New York settles with online retailer over data breach
On June 6, the New York Attorney General announced a $65,000 settlement with an online retailer resolving allegations that the company failed to provide notice of an online data breach to over 39,000 customers, including nearly 3,000 New Yorkers, for over three years. According to the announcement, unauthorized parties placed malicious code designed to steal credit card information in the company’s software in September 2014. The company discovered the code in November 2014, but did not remediate it until January 2015 (or February 2015, after the code was mistakenly reintroduced and permanently deleted). The Attorney General alleges that the company did not notify its affected customers until May 2018, and that, because the company did not notify New York authorities or its affected customers “in an expedient time-period, and without unreasonable delay,” it violated New York’s General Business Law § 899-aa.
The company offered potentially affected customers two years of free credit monitoring, fraud consultation, and identity theft restoration services, which is not required by law. In addition to the penalty, the settlement requires the company to conduct trainings for appropriate employees and conduct thorough investigations of any future data security breaches involving private information to ensure compliance with state law.

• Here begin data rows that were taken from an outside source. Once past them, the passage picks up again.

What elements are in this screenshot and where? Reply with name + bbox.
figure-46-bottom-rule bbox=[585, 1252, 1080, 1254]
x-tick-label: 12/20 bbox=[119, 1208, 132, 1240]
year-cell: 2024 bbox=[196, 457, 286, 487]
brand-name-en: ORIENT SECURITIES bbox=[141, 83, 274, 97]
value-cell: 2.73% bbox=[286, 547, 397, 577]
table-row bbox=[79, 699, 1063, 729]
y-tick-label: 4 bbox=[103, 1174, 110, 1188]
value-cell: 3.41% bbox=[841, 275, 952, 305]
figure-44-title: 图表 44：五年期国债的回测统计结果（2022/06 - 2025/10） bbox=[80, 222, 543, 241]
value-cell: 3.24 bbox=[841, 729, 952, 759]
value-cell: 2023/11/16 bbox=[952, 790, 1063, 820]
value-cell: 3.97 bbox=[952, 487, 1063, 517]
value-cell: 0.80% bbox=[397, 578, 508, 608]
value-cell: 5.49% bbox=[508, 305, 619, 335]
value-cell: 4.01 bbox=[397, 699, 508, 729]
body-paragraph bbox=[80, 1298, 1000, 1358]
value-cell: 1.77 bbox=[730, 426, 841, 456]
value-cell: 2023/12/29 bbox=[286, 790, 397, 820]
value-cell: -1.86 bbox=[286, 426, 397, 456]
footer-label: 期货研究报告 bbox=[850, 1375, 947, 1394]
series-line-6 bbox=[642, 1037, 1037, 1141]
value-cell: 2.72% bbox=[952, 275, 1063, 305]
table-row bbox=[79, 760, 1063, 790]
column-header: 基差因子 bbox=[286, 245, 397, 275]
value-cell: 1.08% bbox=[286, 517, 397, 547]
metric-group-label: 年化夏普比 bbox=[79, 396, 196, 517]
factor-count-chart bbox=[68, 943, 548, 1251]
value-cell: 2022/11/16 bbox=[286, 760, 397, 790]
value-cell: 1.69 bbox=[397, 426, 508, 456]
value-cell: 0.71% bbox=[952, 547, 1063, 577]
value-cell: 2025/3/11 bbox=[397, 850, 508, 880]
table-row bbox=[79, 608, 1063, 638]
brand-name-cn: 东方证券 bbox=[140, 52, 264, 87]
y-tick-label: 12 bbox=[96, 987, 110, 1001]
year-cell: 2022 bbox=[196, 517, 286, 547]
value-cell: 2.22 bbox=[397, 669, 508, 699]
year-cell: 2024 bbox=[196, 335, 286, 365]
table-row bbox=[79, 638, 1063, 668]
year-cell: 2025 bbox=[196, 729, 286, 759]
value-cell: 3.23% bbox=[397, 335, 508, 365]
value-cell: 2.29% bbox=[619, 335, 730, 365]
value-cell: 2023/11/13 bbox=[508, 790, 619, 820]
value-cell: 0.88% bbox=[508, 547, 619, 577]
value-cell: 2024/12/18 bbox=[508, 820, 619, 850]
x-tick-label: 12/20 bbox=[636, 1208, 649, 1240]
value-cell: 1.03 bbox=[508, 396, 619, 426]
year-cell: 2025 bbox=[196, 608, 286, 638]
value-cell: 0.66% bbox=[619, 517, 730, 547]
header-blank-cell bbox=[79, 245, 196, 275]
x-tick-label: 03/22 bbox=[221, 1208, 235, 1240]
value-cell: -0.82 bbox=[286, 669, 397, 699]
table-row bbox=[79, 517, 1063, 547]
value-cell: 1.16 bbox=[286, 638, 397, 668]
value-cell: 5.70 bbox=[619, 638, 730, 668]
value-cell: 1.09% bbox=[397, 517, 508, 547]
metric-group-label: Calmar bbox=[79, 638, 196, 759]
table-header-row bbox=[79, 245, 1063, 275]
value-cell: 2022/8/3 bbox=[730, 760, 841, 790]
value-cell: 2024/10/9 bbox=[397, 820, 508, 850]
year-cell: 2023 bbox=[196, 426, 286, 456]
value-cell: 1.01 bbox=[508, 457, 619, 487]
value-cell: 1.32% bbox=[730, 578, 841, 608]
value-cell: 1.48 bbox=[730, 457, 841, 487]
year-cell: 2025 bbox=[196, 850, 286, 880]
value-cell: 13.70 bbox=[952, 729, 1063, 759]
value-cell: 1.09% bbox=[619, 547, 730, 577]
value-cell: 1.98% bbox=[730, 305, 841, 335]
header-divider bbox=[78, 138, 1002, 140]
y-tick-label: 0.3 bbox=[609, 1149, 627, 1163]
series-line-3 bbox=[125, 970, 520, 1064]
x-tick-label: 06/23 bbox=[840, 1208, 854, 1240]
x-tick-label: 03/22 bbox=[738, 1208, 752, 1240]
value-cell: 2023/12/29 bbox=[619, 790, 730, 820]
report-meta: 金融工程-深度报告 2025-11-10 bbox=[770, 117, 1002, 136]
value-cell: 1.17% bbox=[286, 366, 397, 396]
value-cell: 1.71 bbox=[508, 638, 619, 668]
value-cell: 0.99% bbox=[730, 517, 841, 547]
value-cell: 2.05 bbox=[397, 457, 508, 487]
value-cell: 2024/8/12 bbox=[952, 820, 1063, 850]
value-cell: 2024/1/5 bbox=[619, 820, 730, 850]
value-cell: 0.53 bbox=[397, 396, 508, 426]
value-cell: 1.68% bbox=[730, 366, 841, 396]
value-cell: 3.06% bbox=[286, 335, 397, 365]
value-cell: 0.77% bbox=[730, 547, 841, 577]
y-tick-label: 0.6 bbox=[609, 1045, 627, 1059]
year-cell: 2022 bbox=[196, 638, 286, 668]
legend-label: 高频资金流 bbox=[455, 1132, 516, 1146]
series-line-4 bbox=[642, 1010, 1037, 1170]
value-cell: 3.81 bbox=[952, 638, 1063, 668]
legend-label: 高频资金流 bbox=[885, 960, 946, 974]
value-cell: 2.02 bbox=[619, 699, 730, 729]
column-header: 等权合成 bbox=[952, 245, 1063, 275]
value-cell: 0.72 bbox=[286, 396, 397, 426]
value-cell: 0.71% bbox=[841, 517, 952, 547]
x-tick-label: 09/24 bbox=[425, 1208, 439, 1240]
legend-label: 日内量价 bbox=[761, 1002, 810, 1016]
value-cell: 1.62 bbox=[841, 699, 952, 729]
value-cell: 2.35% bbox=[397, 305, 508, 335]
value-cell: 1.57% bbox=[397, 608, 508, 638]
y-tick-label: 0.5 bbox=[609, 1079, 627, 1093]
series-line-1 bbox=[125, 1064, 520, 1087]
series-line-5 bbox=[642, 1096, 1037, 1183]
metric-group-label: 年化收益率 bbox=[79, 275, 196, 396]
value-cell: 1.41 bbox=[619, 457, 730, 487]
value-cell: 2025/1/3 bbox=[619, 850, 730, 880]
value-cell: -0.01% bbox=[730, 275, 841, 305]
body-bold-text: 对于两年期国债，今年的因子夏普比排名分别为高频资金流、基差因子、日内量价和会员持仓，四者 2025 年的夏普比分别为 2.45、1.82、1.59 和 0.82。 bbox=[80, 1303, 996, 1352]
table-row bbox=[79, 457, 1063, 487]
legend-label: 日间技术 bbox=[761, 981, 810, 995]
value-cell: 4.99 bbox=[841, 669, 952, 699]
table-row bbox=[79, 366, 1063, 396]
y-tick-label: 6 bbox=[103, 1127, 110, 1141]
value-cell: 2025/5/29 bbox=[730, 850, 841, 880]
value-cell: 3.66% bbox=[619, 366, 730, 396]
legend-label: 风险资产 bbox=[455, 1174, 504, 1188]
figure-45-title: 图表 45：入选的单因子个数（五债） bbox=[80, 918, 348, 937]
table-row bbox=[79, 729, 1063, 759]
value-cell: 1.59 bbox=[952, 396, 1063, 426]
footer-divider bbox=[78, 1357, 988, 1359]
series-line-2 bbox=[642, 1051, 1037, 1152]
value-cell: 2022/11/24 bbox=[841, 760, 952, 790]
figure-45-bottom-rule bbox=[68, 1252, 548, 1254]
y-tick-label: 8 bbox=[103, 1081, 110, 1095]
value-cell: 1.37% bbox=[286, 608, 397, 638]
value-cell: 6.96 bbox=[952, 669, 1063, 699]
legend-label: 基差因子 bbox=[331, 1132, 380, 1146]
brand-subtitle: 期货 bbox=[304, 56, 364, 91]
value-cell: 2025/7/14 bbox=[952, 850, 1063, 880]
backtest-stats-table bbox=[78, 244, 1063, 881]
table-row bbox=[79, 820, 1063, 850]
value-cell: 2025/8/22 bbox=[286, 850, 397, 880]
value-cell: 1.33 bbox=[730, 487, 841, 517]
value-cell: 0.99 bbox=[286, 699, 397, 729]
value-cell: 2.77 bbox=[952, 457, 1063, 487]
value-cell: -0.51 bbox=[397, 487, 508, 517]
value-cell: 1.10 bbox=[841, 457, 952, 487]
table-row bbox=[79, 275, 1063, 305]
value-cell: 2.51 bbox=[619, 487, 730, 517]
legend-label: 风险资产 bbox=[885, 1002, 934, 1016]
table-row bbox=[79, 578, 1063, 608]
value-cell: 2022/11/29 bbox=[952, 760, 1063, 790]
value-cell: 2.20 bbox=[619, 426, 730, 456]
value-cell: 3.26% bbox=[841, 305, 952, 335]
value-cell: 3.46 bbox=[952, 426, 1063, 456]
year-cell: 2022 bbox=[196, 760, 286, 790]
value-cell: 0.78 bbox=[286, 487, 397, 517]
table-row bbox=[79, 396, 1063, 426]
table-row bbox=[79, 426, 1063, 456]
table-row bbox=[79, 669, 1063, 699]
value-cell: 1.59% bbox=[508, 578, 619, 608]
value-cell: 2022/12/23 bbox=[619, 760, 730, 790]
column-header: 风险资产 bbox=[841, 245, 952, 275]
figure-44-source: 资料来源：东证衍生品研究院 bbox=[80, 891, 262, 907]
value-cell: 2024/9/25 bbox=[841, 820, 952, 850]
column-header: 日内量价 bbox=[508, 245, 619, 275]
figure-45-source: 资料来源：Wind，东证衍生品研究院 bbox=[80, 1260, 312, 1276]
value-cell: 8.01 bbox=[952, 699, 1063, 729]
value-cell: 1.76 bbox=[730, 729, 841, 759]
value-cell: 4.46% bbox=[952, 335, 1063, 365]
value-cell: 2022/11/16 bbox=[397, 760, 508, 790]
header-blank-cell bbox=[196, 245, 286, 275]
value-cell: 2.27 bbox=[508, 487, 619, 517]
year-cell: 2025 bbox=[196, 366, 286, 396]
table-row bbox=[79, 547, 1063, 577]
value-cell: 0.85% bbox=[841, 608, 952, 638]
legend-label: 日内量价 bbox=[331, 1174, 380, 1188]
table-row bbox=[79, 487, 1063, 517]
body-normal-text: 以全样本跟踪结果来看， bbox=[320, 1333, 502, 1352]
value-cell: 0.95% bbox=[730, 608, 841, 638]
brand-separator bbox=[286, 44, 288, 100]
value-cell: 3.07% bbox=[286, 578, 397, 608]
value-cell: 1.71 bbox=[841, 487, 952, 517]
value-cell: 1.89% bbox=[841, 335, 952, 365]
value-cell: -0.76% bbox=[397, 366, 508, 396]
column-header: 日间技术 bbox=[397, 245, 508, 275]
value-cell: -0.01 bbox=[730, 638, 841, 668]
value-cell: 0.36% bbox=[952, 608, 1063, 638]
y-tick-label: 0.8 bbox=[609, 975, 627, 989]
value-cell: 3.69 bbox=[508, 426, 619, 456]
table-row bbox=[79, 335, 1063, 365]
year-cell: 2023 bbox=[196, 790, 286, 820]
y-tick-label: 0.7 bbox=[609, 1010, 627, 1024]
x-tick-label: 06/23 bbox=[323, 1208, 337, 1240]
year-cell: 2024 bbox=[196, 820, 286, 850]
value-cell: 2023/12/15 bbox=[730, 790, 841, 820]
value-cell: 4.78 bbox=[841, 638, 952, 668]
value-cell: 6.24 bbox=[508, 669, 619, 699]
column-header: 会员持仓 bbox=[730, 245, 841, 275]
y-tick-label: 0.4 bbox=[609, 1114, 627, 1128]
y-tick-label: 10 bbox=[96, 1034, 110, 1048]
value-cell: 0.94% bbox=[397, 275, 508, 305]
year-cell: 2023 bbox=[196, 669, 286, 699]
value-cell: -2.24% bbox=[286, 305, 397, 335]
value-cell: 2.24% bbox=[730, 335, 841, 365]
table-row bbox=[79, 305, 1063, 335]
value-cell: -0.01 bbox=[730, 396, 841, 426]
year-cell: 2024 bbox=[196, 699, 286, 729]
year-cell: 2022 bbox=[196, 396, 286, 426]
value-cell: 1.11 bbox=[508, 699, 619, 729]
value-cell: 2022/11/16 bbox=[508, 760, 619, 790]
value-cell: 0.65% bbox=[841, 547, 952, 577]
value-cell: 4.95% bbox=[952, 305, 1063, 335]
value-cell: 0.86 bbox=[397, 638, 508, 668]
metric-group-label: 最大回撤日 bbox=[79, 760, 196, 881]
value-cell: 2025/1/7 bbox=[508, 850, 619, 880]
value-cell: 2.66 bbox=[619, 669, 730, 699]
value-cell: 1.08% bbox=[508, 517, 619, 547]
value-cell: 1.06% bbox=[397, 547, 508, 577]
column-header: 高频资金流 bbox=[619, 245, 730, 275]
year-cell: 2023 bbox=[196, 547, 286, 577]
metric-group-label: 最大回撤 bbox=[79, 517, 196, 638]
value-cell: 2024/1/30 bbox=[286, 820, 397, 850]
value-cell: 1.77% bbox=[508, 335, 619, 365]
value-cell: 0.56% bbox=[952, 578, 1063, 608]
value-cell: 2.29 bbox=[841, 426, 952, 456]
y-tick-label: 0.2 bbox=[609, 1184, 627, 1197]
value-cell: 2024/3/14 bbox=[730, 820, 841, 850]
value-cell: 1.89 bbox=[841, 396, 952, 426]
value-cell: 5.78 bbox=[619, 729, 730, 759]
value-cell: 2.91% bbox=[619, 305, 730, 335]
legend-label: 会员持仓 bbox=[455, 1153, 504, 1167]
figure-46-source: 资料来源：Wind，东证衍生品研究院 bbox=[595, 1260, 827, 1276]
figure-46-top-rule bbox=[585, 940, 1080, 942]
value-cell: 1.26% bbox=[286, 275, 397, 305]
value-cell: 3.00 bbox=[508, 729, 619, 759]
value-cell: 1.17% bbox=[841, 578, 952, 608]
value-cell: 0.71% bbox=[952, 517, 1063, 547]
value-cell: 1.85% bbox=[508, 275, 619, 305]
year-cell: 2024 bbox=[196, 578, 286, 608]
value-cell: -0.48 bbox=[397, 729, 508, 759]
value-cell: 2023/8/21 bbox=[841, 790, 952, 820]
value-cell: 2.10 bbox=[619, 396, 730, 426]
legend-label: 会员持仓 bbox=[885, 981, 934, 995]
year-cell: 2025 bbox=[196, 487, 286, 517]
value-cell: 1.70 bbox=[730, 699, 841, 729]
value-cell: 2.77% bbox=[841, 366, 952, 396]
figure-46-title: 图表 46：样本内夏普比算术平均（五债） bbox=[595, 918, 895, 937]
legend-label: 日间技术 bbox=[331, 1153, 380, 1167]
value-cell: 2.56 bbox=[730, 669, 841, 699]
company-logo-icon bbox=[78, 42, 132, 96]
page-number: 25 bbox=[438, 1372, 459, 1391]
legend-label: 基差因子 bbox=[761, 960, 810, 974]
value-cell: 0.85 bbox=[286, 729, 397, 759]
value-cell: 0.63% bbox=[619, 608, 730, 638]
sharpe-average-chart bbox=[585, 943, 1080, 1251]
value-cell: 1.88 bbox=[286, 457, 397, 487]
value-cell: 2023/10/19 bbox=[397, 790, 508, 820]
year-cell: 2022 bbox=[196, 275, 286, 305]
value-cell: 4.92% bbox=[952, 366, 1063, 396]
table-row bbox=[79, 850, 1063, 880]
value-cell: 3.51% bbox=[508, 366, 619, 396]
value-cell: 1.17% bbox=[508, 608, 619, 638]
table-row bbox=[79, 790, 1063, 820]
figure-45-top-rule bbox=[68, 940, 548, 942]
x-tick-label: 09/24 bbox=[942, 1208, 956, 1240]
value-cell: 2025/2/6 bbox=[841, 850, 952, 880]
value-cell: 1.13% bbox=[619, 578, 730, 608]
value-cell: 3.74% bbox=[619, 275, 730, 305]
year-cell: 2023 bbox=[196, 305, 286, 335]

California announces $1.5 million in judgments against investment recovery telemarketing scheme
On May 28, the California Attorney General announced approximately $1.5 million in judgments against a company and four individuals (defendants) charged with allegedly operating a telemarketing scheme that offered fake investment recovery services. According to the Attorney General’s office, the defendants allegedly made false and deceptive claims to investors, many of whom were elderly, that the company could recover money lost from previous investments for an up-front fee of several thousand dollars. The terms of the judgments include $930,800 in combined civil penalties and $567,774 in restitution, and permanently enjoin and restrain the defendants from, among other things, making false or misleading statements in connection with telemarketing transactions. The Attorney General’s announcement also disclosed the recovery of nearly $25,000 in victim restitution pursuant to a bond issued to the company under California’s Telephonic Sellers Law.